Sur les conclusions à fin d’injonction :
Eu égard aux motifs du présent jugement qui rejette les conclusions à fin d’annulation de la requérante et condamne la commune à réparer le préjudice financier qu’elle a subi, son exécution n’implique pas la délivrance d’un bulletin de salaire. Les conclusions tendant à ce qu’il soit enjoint au maire d’y procéder doivent dès lors, sans qu’il soit besoin de statuer sur leur recevabilité, être rejetées.
Sur les frais liés au litige :
Les dispositions de l’article L. 761-1 du code de justice administrative font obstacle à ce qu’une somme soit mise à la charge de Mme B…, qui n’est pas la partie perdante dans la présente instance, au titre des frais exposés par la commune de L’Isle-sur-la-Sorgue et non compris dans les dépens.

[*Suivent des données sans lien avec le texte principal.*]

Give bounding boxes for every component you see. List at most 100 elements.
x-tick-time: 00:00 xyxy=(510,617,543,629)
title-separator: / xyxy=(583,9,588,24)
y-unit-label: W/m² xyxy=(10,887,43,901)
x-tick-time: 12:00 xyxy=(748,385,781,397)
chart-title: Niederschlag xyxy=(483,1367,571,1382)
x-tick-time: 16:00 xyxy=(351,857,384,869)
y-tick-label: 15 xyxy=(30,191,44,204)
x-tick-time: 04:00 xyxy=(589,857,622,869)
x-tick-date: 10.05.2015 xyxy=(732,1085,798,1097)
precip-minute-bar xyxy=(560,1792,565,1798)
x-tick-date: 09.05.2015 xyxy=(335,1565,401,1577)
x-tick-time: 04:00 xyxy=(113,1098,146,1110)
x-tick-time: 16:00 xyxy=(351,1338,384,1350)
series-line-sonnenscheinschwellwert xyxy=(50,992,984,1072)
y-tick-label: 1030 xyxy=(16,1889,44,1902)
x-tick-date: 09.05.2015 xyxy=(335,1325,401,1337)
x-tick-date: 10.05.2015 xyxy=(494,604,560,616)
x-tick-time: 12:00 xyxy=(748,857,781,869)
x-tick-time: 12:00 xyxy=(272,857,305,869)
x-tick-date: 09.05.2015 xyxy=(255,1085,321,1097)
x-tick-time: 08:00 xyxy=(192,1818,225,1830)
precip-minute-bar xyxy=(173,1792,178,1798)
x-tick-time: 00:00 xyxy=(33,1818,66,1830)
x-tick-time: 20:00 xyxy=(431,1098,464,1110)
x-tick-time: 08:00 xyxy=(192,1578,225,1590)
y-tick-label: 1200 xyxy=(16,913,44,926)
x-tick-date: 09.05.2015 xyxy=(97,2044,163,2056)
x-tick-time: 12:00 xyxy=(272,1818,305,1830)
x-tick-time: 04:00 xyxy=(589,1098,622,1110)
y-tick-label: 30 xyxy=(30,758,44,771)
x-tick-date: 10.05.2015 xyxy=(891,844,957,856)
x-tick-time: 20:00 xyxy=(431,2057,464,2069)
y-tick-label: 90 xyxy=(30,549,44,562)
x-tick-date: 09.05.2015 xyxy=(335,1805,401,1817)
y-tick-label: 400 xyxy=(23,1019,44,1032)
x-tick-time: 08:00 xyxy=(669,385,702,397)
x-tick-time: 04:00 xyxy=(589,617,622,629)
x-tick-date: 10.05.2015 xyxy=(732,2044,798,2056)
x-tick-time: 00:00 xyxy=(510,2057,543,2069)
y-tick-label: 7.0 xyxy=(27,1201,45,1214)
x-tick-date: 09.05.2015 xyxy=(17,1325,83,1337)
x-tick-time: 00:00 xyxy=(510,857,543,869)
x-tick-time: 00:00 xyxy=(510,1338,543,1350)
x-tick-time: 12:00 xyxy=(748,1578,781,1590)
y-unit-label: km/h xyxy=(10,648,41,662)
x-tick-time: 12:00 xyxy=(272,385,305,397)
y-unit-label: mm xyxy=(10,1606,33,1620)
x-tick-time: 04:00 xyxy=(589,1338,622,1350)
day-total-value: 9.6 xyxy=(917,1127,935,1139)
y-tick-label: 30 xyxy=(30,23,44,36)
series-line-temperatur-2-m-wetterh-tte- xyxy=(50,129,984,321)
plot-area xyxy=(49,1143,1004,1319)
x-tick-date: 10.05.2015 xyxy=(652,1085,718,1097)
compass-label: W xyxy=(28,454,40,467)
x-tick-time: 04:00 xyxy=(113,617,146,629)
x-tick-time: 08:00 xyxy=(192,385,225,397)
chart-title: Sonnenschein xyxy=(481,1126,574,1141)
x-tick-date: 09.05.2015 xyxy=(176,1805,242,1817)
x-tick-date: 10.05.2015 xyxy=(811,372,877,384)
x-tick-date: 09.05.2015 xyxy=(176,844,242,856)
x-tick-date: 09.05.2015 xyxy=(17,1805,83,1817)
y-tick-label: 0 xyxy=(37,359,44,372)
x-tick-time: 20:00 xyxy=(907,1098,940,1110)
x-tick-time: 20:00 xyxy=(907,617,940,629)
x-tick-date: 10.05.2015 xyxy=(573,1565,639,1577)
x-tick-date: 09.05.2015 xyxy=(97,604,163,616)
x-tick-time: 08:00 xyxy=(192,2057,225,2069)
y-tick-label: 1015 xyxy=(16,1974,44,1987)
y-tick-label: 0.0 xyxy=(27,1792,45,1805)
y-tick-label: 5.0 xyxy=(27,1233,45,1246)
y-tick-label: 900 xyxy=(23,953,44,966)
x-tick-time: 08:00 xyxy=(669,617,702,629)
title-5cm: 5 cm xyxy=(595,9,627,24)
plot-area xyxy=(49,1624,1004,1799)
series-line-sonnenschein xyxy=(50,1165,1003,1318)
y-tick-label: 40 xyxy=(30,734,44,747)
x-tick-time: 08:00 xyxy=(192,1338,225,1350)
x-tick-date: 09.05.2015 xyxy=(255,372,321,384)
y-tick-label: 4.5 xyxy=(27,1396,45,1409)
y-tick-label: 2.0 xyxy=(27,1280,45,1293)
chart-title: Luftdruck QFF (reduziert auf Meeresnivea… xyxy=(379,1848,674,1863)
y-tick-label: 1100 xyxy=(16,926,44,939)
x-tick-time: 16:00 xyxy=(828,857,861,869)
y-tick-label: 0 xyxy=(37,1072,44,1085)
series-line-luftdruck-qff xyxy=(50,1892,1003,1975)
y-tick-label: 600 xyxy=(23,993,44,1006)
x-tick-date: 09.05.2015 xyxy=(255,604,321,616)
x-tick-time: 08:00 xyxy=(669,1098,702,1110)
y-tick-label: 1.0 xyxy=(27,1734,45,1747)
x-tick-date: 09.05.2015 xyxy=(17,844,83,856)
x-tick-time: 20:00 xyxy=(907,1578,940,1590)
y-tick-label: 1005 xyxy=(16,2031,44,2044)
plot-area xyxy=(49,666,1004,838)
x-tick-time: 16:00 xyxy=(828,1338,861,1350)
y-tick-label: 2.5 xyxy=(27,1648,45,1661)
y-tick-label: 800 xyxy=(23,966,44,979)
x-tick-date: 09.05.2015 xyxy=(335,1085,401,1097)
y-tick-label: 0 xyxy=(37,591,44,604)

Il y a lieu en revanche, en application de ces dispositions, de mettre la somme de 1 000 euros à la charge de cette dernière au titre des frais exposés par Mme B… et non compris dans les dépens.
D E C I D E :
La commune de L’Isle-sur-la-Sorgue est condamnée à verser à Mme B… la somme de 592,78 euros, assortie des intérêts au taux légal calculés à compter du 22 juillet 2024 et de leur capitalisation à compter du 22 juillet 2025 et à chaque échéance annuelle à compter de cette date.
La commune de l’Isle-sur-la-Sorgue versera la somme de 1 000 euros à Mme B… en application des dispositions de l’article L. 761-1 du code de justice administrative.
Le surplus des conclusions des parties est rejeté.
Le présent jugement sera notifié à Mme A… B… et à la commune de L’Isle-sur-la-Sorgue.
Délibéré après l’audience du 13 mai 2026, à laquelle siégeaient :
M. Roux, président,
Mme Ruiz, première conseillère,
Mme Béréhouc, conseillère.
Rendu public par mise à disposition au greffe le 28 mai 2026.
La rapporteure,
I. RUIZ
Le président,
G. ROUX
La greffière,
B. ROUSSELET-ARRIGONI
La République mande et ordonne au préfet de Vaucluse en ce qui le concerne ou à tous commissaires de justice à ce requis en ce qui concerne les voies de droit commun contre les parties privées, de pourvoir à l’exécution de la présente décision.